Buraya uzun zamandır gelmemiştim. Bu yüzden biraz fazla kalsamda iyi gelmişti sanki. 2 saatin sonunda yorulup bıraktım ve içerde bir süre dinlendikten sonra tekrar çıkarak aracıma döndüm. Eve yada şirkete dönmek istemiyordum.

Aklıma gelen tek yer vardı. Anna. Anna'nın yerine gitmek bana iyi geliyordu her zaman. Direksiyonu tekrar çevre yoluna çevirerek sürmeye devam ettim.

Sakin sessiz yolda ilerlerken beynimin içindeki fırtınayı dindirmeye çalıştım. Ama olmuyordu.
Ne oluyordu. Kafamın içi neden bu kadar karışıktı.?
Bir türlü durulmuyordu beynim.

Hasan babanın evine geldiğimiz günden beri yaşadığım herşey parça parça kafamdan geçmeye başlamıştı.
Sanki ölüyormuşum ve bütün hayatım gözlerimim önünden geçiyormuş gibi hissettim.

Efe, balkonda tek başıma ağlayarak sabahladığım zamanlarda bile benim yanımda olduğunu söylemişti.
Hemen kapının dışındaydım, demişti. Ben içerde ağlarken o kapının dışında bekliyormuş meğer.
O yaşta bile beni yalnız bırakmak istememişti. Bereber büyürken hep benim yanımda ve destek olmuşlardı.

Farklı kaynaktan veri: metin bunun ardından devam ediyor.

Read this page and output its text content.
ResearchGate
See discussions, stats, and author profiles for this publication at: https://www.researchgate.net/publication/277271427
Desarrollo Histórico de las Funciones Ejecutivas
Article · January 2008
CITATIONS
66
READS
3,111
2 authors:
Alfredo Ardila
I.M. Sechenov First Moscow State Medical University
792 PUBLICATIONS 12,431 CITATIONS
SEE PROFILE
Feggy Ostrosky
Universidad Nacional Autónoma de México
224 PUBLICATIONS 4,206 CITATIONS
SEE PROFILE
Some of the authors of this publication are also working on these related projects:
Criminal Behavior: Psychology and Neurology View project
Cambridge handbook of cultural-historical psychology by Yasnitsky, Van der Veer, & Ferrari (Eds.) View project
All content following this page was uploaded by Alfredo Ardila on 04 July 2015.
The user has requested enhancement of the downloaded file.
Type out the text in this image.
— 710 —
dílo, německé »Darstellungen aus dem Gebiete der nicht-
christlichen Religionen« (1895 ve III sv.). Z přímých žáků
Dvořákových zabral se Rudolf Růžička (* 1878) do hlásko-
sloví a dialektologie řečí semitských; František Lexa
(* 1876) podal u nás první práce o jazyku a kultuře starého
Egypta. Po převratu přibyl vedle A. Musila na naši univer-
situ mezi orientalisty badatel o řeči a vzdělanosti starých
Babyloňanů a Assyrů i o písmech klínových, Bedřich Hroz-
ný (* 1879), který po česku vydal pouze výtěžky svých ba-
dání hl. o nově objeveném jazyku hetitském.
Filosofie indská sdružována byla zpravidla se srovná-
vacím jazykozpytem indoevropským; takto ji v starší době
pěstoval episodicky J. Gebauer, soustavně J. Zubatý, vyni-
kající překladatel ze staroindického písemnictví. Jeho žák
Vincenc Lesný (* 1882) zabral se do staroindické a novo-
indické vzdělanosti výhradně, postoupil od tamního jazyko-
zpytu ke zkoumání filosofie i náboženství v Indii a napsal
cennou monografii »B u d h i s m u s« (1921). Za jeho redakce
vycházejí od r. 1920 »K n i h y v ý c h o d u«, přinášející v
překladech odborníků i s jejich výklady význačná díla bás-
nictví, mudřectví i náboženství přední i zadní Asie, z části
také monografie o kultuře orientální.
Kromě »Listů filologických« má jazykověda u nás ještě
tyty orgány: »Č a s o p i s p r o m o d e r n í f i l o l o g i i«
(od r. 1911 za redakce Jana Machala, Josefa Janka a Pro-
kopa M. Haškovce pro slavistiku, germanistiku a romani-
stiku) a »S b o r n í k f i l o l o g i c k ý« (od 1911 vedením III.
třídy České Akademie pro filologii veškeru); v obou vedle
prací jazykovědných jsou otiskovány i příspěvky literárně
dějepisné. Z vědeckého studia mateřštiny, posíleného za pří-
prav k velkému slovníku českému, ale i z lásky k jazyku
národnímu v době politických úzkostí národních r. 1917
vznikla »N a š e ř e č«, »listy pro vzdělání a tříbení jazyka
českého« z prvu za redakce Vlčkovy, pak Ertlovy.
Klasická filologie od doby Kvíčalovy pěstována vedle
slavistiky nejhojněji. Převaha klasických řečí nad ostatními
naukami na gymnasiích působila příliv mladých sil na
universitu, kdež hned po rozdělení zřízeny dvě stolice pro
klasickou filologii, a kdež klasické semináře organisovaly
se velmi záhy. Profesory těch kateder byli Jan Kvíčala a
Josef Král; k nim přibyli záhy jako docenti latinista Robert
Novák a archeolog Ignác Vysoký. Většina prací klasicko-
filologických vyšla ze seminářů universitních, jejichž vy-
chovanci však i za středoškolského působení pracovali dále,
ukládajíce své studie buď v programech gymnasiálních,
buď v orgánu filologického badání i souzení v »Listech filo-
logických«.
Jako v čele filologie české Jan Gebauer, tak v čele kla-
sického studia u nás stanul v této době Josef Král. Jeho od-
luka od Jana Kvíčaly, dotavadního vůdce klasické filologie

Yetimhanede ben onları korurken büyüdükçe onlar beni korur olmuştu. Sonra Hasan baba ölmüştü.
O gece...Hasan babanın öldüğü gece, sabaha kadar cenazesinin başında o odada onun yanında sandalyede oturmuş, yüzünü minnetle izlemiştim yaşlı adamın.
Ege ve Efe de benimle orda sabahlamışlardı. Her zaman her yerde ve ihtiyacım olduğu her an benimleydi onlar. Bu süre içinde ne oldu, nasıl olduda Efe bana karşı duygular beslemeye başladı ve ben bunu nasıl anlamdım. Konduramadım belkide.

Elimi yumruk yapıp direksiyona vurdum arka arkaya. Bu duruma nasıl geldik biz.. Nasıl çözecektim.

***
Anna'nın mekanına geldiğimde akşam olmuştu. Aracımdan inip içeriye girdim. Anna masa masa geziyor konuklarının bir ihtiyacı olup olmadığını soruyordu. Yerinde doğrulup arkasına dönüp beni kapıda görünce,

" İyi akşamlar Anna." Dedim. Şaşırdı.

Hızlı adımlarla yanıma geldi.

"Mücevherim.
Kuuzum hangi rusgar atti seni Anna'nin mekanina."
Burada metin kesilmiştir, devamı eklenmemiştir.